What do Regina George, Draco Malfoy, Chris Hargensen, and Syd Phillips have in common? They are the mean-spirited thugs disguised as children, who with a flip of a switch, turn charm into perversion, and scar their victims forever. I’m adding Mary to the list.
On TCM the other night, I watched the 1961 classic, The Children’s Hour, a William Wyler film adaptation of the play and starred Audrey Hepburn, Shirley MacLaine, and James Garner.
Karen Wright (Audrey Hepburn) and Martha Dobie (Shirley MacLaine) are close for years and own and run a boarding school for girls. Karen is engaged with the local doctor Joe Cardin, who is the nephew of the influential Mrs. Amelia Tilford. Mary, her granddaughter, is a monster.

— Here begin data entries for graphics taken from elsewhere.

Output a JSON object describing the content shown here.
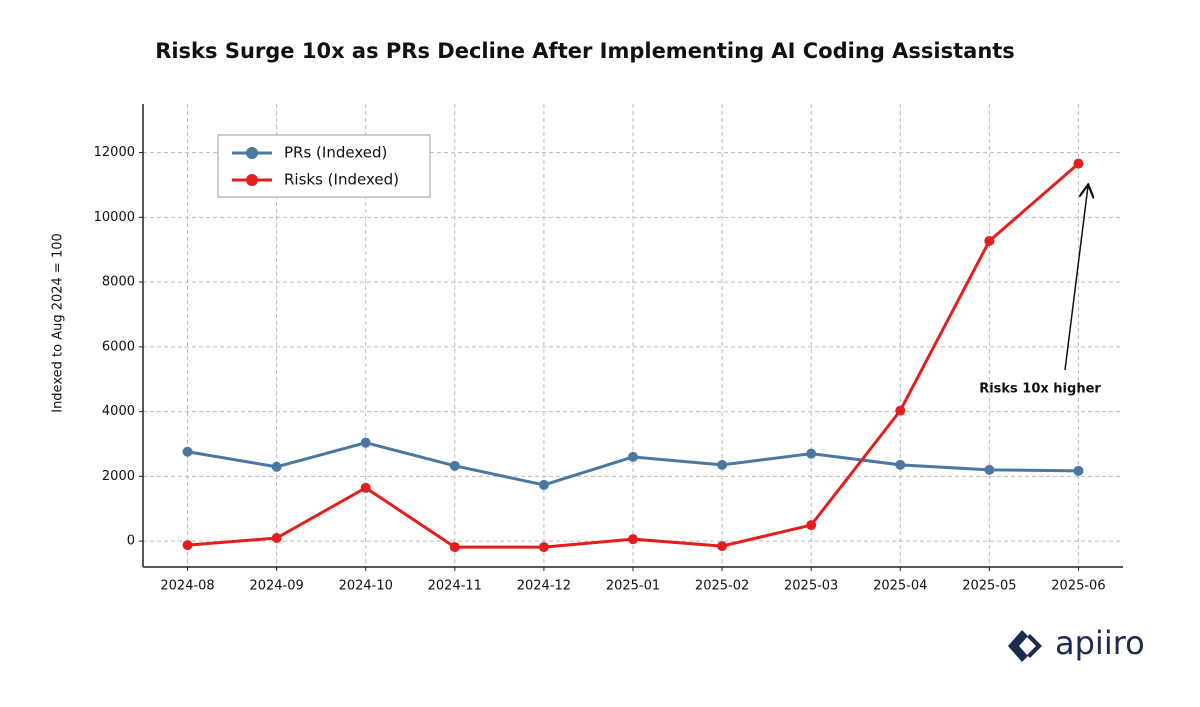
{
  "chart_data": {
    "type": "line",
    "title": "Risks Surge 10x as PRs Decline After Implementing AI Coding Assistants",
    "y_label": "Indexed to Aug 2024 = 100",
    "categories": [
      "2024-08",
      "2024-09",
      "2024-10",
      "2024-11",
      "2024-12",
      "2025-01",
      "2025-02",
      "2025-03",
      "2025-04",
      "2025-05",
      "2025-06"
    ],
    "series": [
      {
        "name": "PRs (Indexed)",
        "color": "#4a78a0",
        "values": [
          2760,
          2295,
          3040,
          2325,
          1735,
          2600,
          2355,
          2700,
          2355,
          2200,
          2170
        ]
      },
      {
        "name": "Risks (Indexed)",
        "color": "#e41d1d",
        "values": [
          -125,
          95,
          1645,
          -185,
          -185,
          60,
          -155,
          495,
          4030,
          9270,
          11660
        ]
      }
    ],
    "ylim": [
      -800,
      13500
    ],
    "yticks": [
      0,
      2000,
      4000,
      6000,
      8000,
      10000,
      12000
    ],
    "grid": true,
    "legend": "upper left",
    "annotation": "Risks 10x higher",
    "logo": "apiiro"
  }
}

This film explored a taboo topic and I liked the film for three reasons:
With a whisper, wicked Mary births a scandal that leads to a libel suit and demise of the boarding home. Mary was perfect as the bully who blackmails her roommate and manipulates the adults around her. What a great villain in film and great acting job by Karen Balkin.
Shirley MacLaine’s acting. In 1961 she completed The Apartment which won 5 Oscars, and this was her next film for which she was nominated again for Best Actress. I love her voice. One line she will deliver like a sweet girl and then the next line her voice is vicious.

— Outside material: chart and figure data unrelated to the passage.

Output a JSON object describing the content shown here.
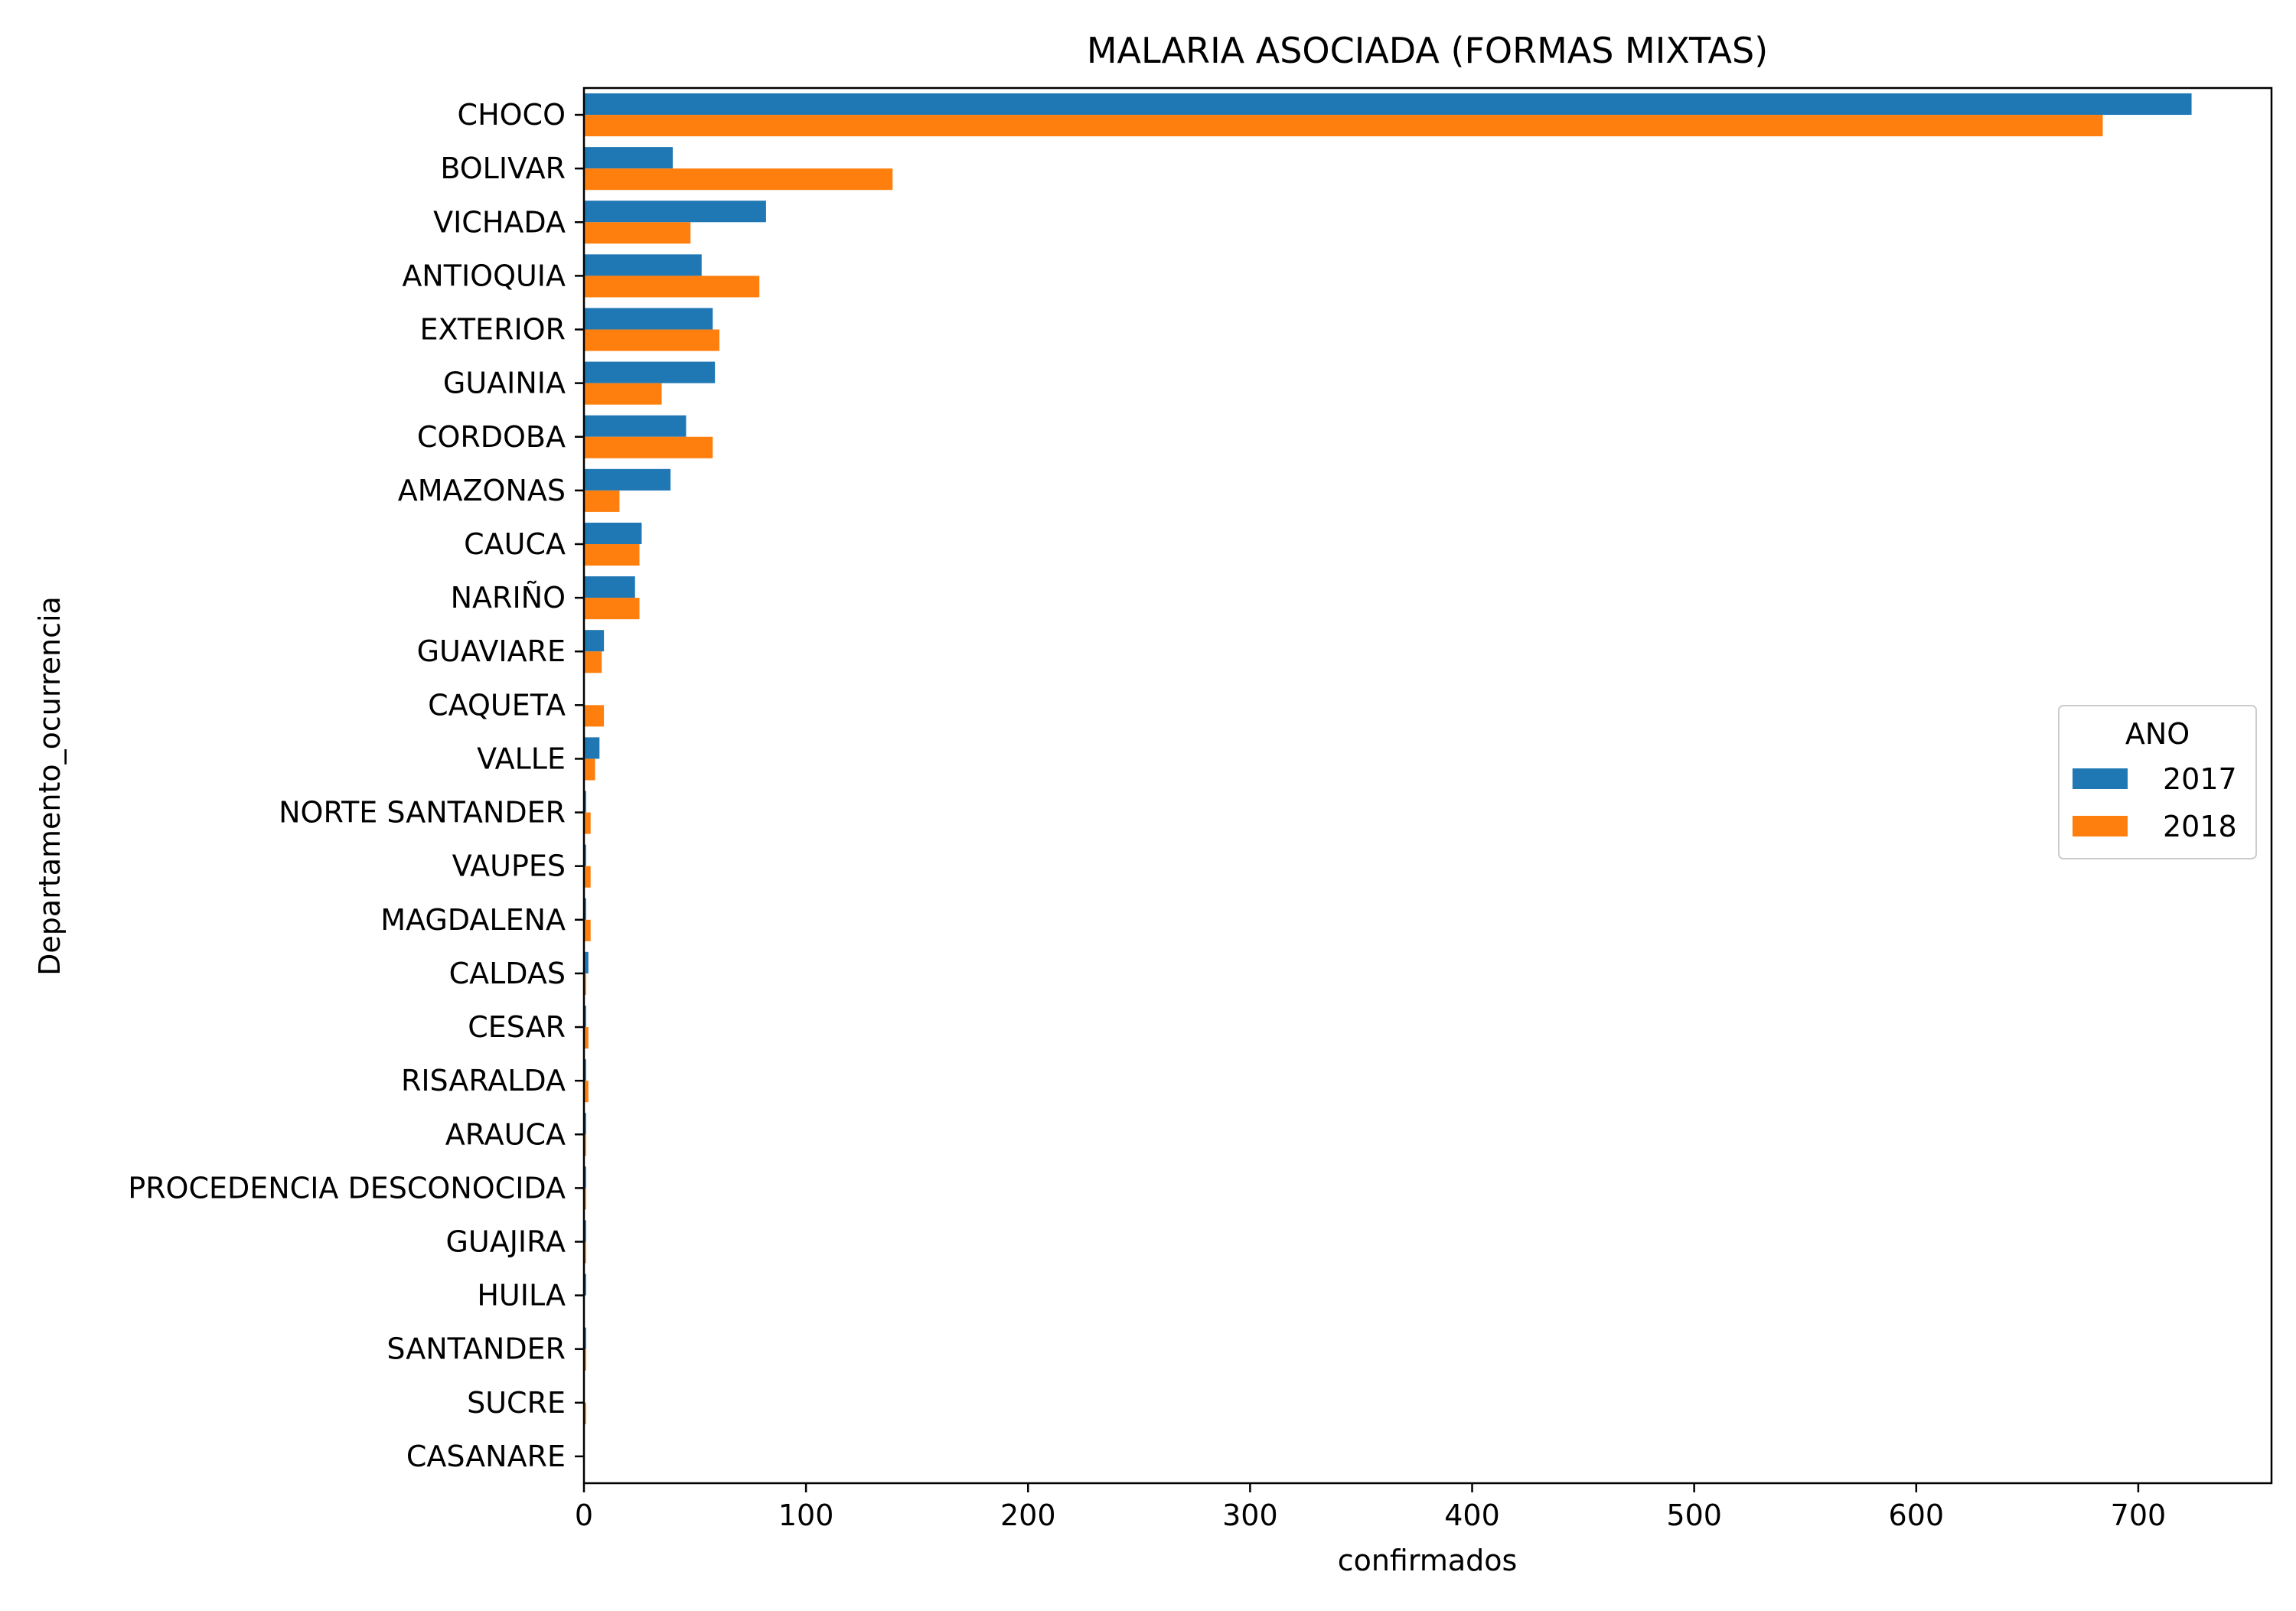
{
  "chart_data": {
    "type": "bar",
    "orientation": "horizontal",
    "title": "MALARIA ASOCIADA (FORMAS MIXTAS)",
    "xlabel": "confirmados",
    "ylabel": "Departamento_ocurrencia",
    "xlim": [
      0,
      760
    ],
    "xticks": [
      0,
      100,
      200,
      300,
      400,
      500,
      600,
      700
    ],
    "grid": false,
    "legend": {
      "title": "ANO",
      "position": "center-right"
    },
    "categories": [
      "CHOCO",
      "BOLIVAR",
      "VICHADA",
      "ANTIOQUIA",
      "EXTERIOR",
      "GUAINIA",
      "CORDOBA",
      "AMAZONAS",
      "CAUCA",
      "NARIÑO",
      "GUAVIARE",
      "CAQUETA",
      "VALLE",
      "NORTE SANTANDER",
      "VAUPES",
      "MAGDALENA",
      "CALDAS",
      "CESAR",
      "RISARALDA",
      "ARAUCA",
      "PROCEDENCIA DESCONOCIDA",
      "GUAJIRA",
      "HUILA",
      "SANTANDER",
      "SUCRE",
      "CASANARE"
    ],
    "series": [
      {
        "name": "2017",
        "color": "#1f77b4",
        "values": [
          724,
          40,
          82,
          53,
          58,
          59,
          46,
          39,
          26,
          23,
          9,
          0,
          7,
          1,
          1,
          1,
          2,
          1,
          1,
          1,
          1,
          1,
          1,
          1,
          0,
          0
        ]
      },
      {
        "name": "2018",
        "color": "#ff7f0e",
        "values": [
          684,
          139,
          48,
          79,
          61,
          35,
          58,
          16,
          25,
          25,
          8,
          9,
          5,
          3,
          3,
          3,
          1,
          2,
          2,
          1,
          1,
          1,
          0,
          1,
          1,
          0
        ]
      }
    ]
  }
}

The best part of the film is it’s a horror story. I forgot how intolerant society was to homosexuals; the “unnatural” act haunts the characters and permeates the air. The historical climate is authentic.

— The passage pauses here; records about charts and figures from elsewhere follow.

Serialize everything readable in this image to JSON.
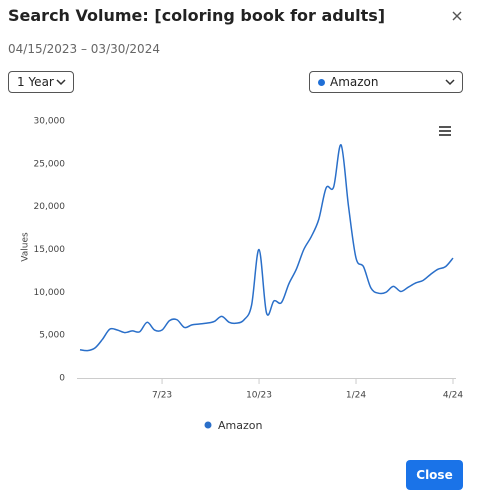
{
  "header": {
    "title": "Search Volume: [coloring book for adults]",
    "date_range": "04/15/2023 – 03/30/2024"
  },
  "controls": {
    "period": "1 Year",
    "source": "Amazon"
  },
  "chart_data": {
    "type": "line",
    "y_label": "Values",
    "categories": [
      null,
      null,
      null,
      null,
      null,
      null,
      null,
      null,
      null,
      null,
      null,
      "7/23",
      null,
      null,
      null,
      null,
      null,
      null,
      null,
      null,
      null,
      null,
      null,
      null,
      "10/23",
      null,
      null,
      null,
      null,
      null,
      null,
      null,
      null,
      null,
      null,
      null,
      null,
      "1/24",
      null,
      null,
      null,
      null,
      null,
      null,
      null,
      null,
      null,
      null,
      null,
      null,
      "4/24"
    ],
    "series": [
      {
        "name": "Amazon",
        "color": "#2a6fc9",
        "values": [
          3300,
          3200,
          3500,
          4500,
          5700,
          5600,
          5300,
          5500,
          5400,
          6500,
          5600,
          5600,
          6700,
          6800,
          5900,
          6200,
          6300,
          6400,
          6600,
          7200,
          6500,
          6400,
          6800,
          8500,
          15000,
          7600,
          9000,
          8800,
          11000,
          12700,
          15000,
          16500,
          18500,
          22200,
          22300,
          27200,
          20000,
          14000,
          13000,
          10500,
          9900,
          10000,
          10700,
          10100,
          10600,
          11100,
          11400,
          12100,
          12700,
          13000,
          14000
        ]
      }
    ],
    "ylim": [
      0,
      30000
    ],
    "yticks": [
      0,
      {
        "value": 5000,
        "label": "5,000"
      },
      {
        "value": 10000,
        "label": "10,000"
      },
      {
        "value": 15000,
        "label": "15,000"
      },
      {
        "value": 20000,
        "label": "20,000"
      },
      {
        "value": 25000,
        "label": "25,000"
      },
      {
        "value": 30000,
        "label": "30,000"
      }
    ],
    "grid": false
  },
  "footer": {
    "close": "Close"
  }
}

In the United States, in the 1700s, if you were a homosexual, you would be hanged. In the 1800s, not much had changed. In the first half of the 20th century, to be actively homosexual was a criminal offense and up to 20 years in prison. Depending on the state, you could expect denial of a driver’s license, disowned by your family, fines, denied jobs, and excommunication. It wasn’t until 1998 that President Clinton authored Executive Order 13087 which banned the discrimination of employment based upon sexual orientation. In 2003, the Supreme Court case, Lawrence v. Texas, same-sex sexual activity was legal in every U.S. state and territory. But in 1961, Gay Civil Rights was only a whisper.